Où était Justin ?
La remontée du Bloc québécois est de loin la grande surprise de la campagne.
Un sondage Léger/La Presse canadienne le place même en tête chez les francophones. Qui l’eût cru ? Le dernier débat des chefs diffusé hier sur les ondes de Radio-Canada n’a sûrement rien fait pour ralentir sa résurrection.
Or, contrairement aux attentes, sauf pour un échange plus vif sur le
« vrai pouvoir » impossible à prendre par le Bloc, les autres chefs se sont gardés, fort sagement, d’en faire leur cible centrale. Un feu trop nourri contre le chef bloquiste Yves-François Blanchet aurait été très mal accueilli par de nombreux francophones.
Nettement plus éclairant que le débat anglais tout à fait cacophonique, la vraie cible des attaques, cette fois-ci, était bel et bien le chef libéral et premier ministre sortant. Hormis pour ses réponses fortes sur l’aide médicale à mourir et SNC-Lavalin, il semblait néanmoins éteint. Le Justin Trudeau des « voies ensoleillées » de 2015 n’est plus au rendez-vous.
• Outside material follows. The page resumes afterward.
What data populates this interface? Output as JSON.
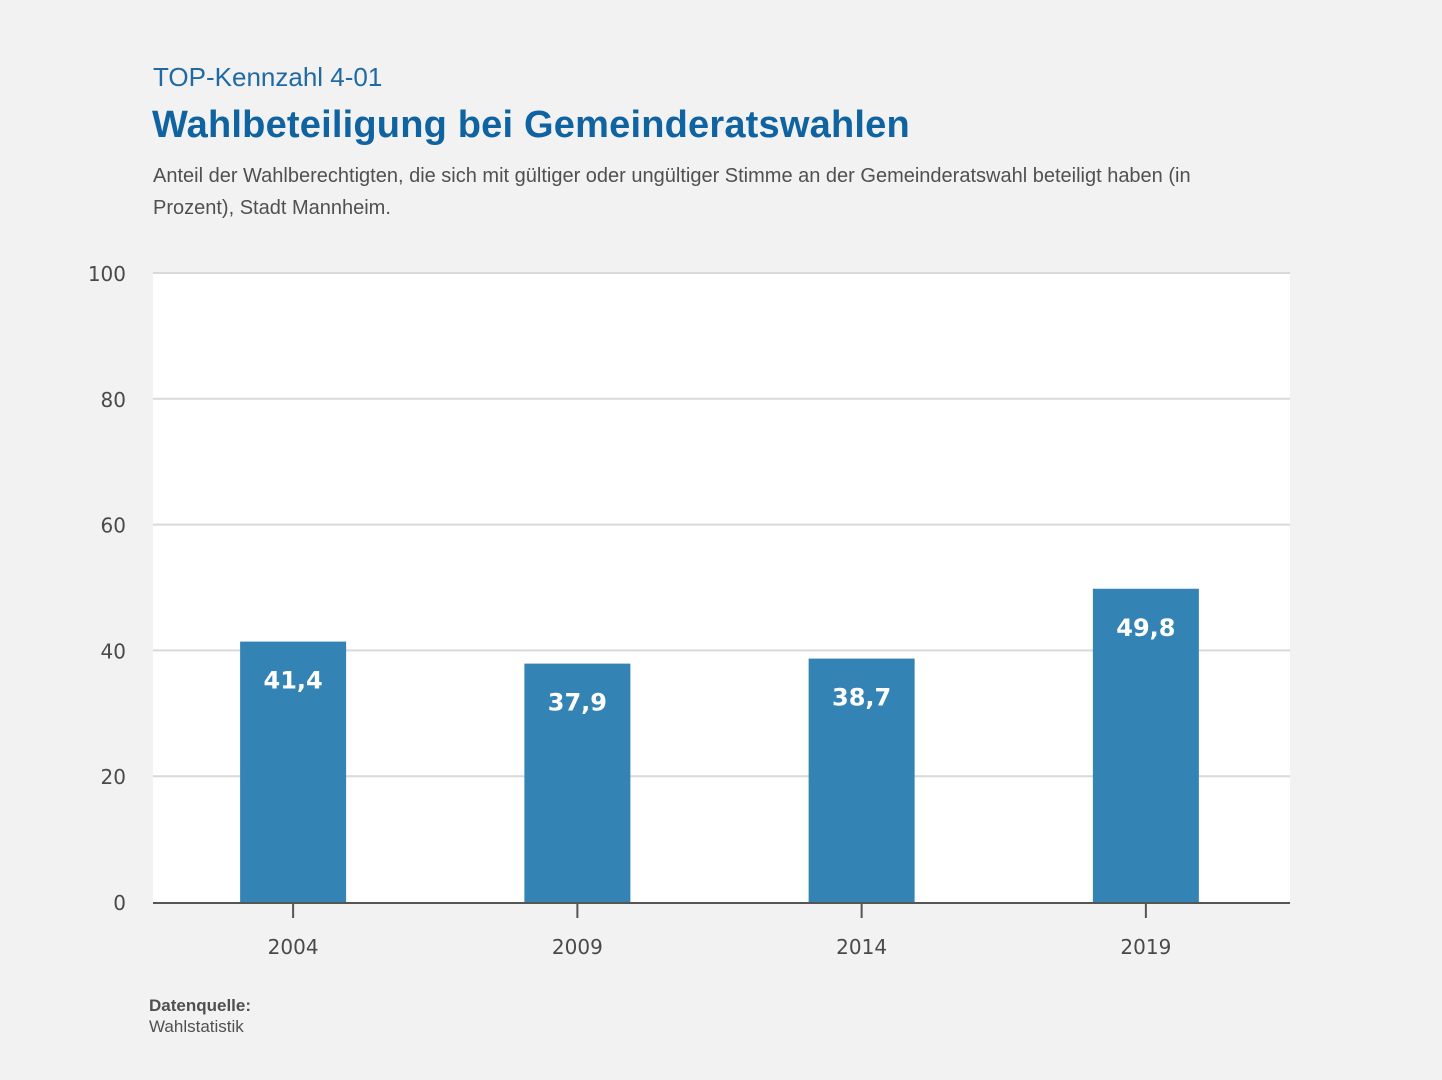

Sur l’urgence climatique, les conditions de vie des peuples autochtones et le vieillissement de la population, il a trop souvent raté l’occasion de plaider sa volonté d’agir plus résolument. Sur les services déficients offerts aux Franco-Canadiens depuis longtemps, il s’est limité à des généralités.
L’ÉCHO DE SCHEER
En lançant que le transport du pétrole albertain par oléoduc serait « mieux que plus de pétrole sur rail », il s’est même fait l’écho parfait du chef conservateur Andrew Scheer. Pour des idées claires, il fallait se tourner vers les chefs qui ne prendront jamais le pouvoir : le néo-démocrate Jagmeet Singh, le bloquiste Yves-François Blanchet et Elizabeth May du Parti vert.
La remontée du Bloc et celle du NPD, certes plus modeste, mais non moins réelle, en sont le reflet. À écouter leurs chefs respectifs, on se prenait presque à rêver d’un gouvernement minoritaire. Dans un tel scénario, le prochain gouvernement n’aurait d’autre choix que de se mettre à leur écoute.
Quant au chef conservateur Andrew Scheer, depuis sa performance décevante au
Face-à-Face TVA et les rappels répétés de son conservatisme social inquiétant, son « cas », de toute manière, était déjà réglé au Québec. Même ses pointes lancées au chef bloquiste étaient maladroites.
Hormis pour ses réponses fortes sur l’aide médicale à mourir et SNC-Lavalin, Justin Trudeau semblait néanmoins éteint.
ENCORE LA LOI 21
Une dernière chose, l’incontournable loi québécoise sur la laïcité de l’État. Sur les faits, je persiste et signe. Quelles qu’elles soient, les intentions des chefs de se joindre ou non aux contestations de cette loi devant les tribunaux ne changeront rien, mais rien du tout, au sort final de cette loi. Aussi populaire soit-elle au Québec, seule la Cour suprême du Canada finira par en décider. Point final.
Étonnamment, Yves-François Blanchet a refusé de répondre quant aux possibles conséquences politiques d’une éventuelle invalidation pourtant fort probable de la loi 21 par les juges de la Cour suprême. Pense-t-il ou non qu’un tel dénouement pourrait raviver la flamme éteinte de la souveraineté ? Oups. Pas de réponse.
Peut-être bien que la question devrait être aussi posée au premier ministre François Legault.